Another focus of contemporary research that can be attributed to the Jukes study conducted by Dugdale is in the area known as Environmental Criminology. Paul and Patricia Brantingham highlight in there book Environmental Criminology (1991) the understanding that Environmental Criminology brings together key dimensions needed to understand criminal deviance: offender, victim, and laws in the particular setting at the time of criminal deviance occurs.
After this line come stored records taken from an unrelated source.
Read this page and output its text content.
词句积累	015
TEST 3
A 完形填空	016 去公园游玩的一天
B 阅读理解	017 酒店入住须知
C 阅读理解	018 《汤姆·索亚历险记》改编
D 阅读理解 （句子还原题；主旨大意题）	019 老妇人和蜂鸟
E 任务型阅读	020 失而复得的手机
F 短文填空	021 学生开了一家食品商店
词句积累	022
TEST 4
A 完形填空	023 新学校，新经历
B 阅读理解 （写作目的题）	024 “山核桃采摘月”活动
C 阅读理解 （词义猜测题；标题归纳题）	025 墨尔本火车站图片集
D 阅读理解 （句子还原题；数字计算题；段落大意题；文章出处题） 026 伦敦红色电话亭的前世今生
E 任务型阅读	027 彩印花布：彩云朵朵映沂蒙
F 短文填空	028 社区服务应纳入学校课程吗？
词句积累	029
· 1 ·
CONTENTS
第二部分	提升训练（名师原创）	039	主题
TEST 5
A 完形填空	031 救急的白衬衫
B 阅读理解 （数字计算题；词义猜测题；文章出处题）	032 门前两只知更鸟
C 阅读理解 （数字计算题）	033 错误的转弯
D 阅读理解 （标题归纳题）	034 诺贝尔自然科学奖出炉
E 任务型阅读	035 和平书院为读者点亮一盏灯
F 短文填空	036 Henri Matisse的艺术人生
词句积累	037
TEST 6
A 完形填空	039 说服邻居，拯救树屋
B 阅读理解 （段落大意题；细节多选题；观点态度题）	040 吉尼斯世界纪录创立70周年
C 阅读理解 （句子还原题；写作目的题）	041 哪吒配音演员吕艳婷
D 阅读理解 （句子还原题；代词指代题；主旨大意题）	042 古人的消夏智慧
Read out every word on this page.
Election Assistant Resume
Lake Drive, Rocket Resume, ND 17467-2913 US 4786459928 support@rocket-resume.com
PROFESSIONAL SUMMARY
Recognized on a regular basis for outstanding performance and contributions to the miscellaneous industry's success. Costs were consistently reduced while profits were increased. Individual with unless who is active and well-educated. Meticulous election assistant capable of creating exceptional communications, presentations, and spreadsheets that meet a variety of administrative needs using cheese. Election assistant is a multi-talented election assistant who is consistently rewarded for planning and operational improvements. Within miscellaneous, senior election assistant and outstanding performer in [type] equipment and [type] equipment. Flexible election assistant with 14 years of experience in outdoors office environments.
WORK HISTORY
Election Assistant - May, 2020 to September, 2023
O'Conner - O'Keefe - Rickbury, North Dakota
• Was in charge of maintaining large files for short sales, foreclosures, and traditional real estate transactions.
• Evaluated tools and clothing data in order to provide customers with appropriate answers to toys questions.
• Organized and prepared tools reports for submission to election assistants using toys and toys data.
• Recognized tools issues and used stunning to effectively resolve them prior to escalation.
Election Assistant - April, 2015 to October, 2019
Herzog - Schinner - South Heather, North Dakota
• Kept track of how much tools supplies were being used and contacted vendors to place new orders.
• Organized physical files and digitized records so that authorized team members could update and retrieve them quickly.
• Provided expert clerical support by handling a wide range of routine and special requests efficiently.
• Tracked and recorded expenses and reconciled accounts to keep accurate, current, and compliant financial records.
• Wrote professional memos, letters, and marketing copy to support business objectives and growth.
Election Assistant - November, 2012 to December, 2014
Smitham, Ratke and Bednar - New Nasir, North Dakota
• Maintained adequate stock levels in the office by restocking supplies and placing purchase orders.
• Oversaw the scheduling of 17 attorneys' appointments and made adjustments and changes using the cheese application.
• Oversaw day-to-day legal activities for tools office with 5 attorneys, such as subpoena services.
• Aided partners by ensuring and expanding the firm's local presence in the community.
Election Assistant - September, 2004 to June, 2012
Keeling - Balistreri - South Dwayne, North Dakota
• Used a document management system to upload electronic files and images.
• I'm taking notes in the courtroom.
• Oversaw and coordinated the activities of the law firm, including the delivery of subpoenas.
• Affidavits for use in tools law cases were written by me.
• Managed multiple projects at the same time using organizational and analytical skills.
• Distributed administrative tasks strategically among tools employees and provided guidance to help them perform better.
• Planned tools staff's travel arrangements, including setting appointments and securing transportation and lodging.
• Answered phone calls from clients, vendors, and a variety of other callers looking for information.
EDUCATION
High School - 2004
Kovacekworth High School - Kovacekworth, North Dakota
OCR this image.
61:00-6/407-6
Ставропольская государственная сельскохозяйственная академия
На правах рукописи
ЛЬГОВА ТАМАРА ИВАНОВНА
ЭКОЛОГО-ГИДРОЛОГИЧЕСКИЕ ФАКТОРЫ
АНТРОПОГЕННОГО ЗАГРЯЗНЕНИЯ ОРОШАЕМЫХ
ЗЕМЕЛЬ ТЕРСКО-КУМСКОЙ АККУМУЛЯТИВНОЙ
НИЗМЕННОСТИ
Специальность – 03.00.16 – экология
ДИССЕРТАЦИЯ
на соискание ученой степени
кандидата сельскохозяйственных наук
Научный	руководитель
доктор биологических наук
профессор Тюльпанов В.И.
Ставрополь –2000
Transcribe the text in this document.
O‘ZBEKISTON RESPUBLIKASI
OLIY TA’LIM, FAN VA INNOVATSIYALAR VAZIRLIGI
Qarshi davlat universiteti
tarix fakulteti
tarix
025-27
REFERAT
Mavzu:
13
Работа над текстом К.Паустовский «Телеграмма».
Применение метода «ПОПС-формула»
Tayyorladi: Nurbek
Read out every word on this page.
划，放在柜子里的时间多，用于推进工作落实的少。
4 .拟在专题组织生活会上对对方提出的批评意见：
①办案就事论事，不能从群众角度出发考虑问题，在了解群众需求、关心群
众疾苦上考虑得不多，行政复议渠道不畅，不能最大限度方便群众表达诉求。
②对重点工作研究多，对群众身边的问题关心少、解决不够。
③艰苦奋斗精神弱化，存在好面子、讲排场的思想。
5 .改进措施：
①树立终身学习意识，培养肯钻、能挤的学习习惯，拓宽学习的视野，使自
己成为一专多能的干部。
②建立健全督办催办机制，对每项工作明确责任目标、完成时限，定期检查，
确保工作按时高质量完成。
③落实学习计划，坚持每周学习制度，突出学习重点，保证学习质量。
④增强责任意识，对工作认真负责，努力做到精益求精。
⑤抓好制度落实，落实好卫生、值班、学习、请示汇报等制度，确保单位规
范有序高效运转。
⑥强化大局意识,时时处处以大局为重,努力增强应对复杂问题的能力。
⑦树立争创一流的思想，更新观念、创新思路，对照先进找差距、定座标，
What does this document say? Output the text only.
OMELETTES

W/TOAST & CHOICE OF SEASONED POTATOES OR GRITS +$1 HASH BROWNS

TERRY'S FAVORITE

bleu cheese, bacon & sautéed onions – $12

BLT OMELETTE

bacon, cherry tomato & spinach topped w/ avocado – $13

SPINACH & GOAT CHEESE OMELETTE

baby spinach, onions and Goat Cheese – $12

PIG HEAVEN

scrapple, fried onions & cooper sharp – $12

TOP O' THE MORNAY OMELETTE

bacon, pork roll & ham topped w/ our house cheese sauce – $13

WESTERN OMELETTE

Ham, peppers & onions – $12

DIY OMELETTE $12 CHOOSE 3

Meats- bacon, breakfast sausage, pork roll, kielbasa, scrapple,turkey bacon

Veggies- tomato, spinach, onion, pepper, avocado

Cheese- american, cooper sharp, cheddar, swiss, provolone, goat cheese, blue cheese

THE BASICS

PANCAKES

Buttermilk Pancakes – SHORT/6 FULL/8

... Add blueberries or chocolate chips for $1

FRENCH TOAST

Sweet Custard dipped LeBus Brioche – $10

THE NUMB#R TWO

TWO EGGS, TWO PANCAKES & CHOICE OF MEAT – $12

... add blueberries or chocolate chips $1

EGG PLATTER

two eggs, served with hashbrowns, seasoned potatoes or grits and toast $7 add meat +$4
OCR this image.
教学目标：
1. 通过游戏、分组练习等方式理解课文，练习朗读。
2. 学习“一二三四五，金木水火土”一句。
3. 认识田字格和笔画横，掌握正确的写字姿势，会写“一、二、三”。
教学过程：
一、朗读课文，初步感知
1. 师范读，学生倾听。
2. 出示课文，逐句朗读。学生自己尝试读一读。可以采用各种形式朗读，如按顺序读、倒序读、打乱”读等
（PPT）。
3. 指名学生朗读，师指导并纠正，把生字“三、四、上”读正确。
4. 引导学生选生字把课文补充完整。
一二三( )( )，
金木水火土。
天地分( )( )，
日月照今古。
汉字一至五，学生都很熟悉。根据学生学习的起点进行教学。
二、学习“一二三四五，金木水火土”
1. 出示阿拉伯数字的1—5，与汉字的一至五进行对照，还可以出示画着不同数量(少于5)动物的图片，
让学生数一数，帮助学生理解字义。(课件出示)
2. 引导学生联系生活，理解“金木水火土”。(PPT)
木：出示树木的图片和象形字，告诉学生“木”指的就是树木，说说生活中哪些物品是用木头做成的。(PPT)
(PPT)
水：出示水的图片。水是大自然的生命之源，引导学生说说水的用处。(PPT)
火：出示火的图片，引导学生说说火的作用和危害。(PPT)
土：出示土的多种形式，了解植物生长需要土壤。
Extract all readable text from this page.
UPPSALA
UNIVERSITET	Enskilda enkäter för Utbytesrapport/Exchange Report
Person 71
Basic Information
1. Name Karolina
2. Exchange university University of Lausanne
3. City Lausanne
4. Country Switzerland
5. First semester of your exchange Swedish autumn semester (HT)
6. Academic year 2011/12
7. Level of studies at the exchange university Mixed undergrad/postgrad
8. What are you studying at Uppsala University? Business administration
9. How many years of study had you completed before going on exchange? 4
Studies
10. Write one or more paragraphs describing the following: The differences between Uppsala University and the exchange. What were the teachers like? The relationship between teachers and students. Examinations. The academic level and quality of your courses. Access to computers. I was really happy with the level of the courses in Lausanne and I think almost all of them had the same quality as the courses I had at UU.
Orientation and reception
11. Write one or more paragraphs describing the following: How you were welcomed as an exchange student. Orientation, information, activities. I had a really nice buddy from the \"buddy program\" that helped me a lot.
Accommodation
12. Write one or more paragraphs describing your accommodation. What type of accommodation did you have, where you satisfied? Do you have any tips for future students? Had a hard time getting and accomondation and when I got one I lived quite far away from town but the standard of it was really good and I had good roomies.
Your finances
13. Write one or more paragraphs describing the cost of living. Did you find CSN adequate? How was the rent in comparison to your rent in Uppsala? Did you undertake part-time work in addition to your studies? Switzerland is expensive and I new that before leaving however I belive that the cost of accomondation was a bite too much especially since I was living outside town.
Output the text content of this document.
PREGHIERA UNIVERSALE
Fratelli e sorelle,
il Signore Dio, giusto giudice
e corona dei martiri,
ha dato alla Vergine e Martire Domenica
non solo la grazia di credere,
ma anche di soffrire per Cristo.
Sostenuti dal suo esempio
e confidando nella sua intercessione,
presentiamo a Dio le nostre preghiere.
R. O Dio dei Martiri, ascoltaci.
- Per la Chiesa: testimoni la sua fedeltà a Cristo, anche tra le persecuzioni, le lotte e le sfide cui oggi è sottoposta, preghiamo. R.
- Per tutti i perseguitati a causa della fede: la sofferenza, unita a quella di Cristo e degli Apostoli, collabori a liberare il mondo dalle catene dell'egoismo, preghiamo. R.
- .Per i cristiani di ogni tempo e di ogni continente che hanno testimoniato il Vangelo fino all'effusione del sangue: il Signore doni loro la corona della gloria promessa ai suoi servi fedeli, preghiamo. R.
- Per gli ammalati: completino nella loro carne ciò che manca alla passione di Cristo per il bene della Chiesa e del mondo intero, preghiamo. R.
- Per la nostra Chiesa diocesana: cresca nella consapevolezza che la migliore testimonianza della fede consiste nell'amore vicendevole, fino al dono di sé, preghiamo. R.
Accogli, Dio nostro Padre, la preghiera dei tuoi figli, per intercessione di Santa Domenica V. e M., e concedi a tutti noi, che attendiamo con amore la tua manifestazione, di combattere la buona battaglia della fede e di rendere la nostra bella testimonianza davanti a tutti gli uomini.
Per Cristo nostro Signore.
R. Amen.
They further explain that researchers uses Environmental Criminology methods then uses historical and situational circumstances surrounding the offender and victim’s social, economic, political, biological, and physical characteristics to understand the causation of deviance. Again, understanding one’s environment to help realize the causation of criminal deviance (Brantingham & Brantingham:1991:2).
Finally, the work completed by Albert J. Reiss, Department of Sociology Chairman, Yale University and Jeffery A. Roth, Principal Staff Officer for the Panel on Understanding Violence and the Control of Violent Behavior highlight the environmental and biological influences on deviant and violent behavior. As documented in their book Understanding and Preventing Violence (1993), to understanding deviance and its causation researchers need to look at a variety of areas. This is consistent with Fishbein’s documented research in which she uses both environmental and biological areas of research to help define antisocial behavior and ultimately the causation for criminal behavior. This set of scholars, Fishbein, Reiss, and Roth detail the need to look at a variety of areas having biological and environmental influences in understanding deviance. They include but are not limited to gender, ethnic status, socioeconomic status coupled this with genetic or biological factors (Reiss & Roth:1991:191).
Although Dugdale’s research offered archaic and limited scientific evidence that heredity and one’s environment influence criminal behavior and many argue that his findings were subject to criticism, it was this initial research that has set the path for contemporary scholars and researchers to continue with more detailed analysis of the causation of criminal behavior. It is without reservation that I state that R.L. Dugdale helped paved the way in the area of environmental, hereditary, and biological research and scholars like Fishbein, Reiss, Roth, and a host of others are better positioned today in trying to understand criminal behavior as a result of Dugdale’s initial efforts.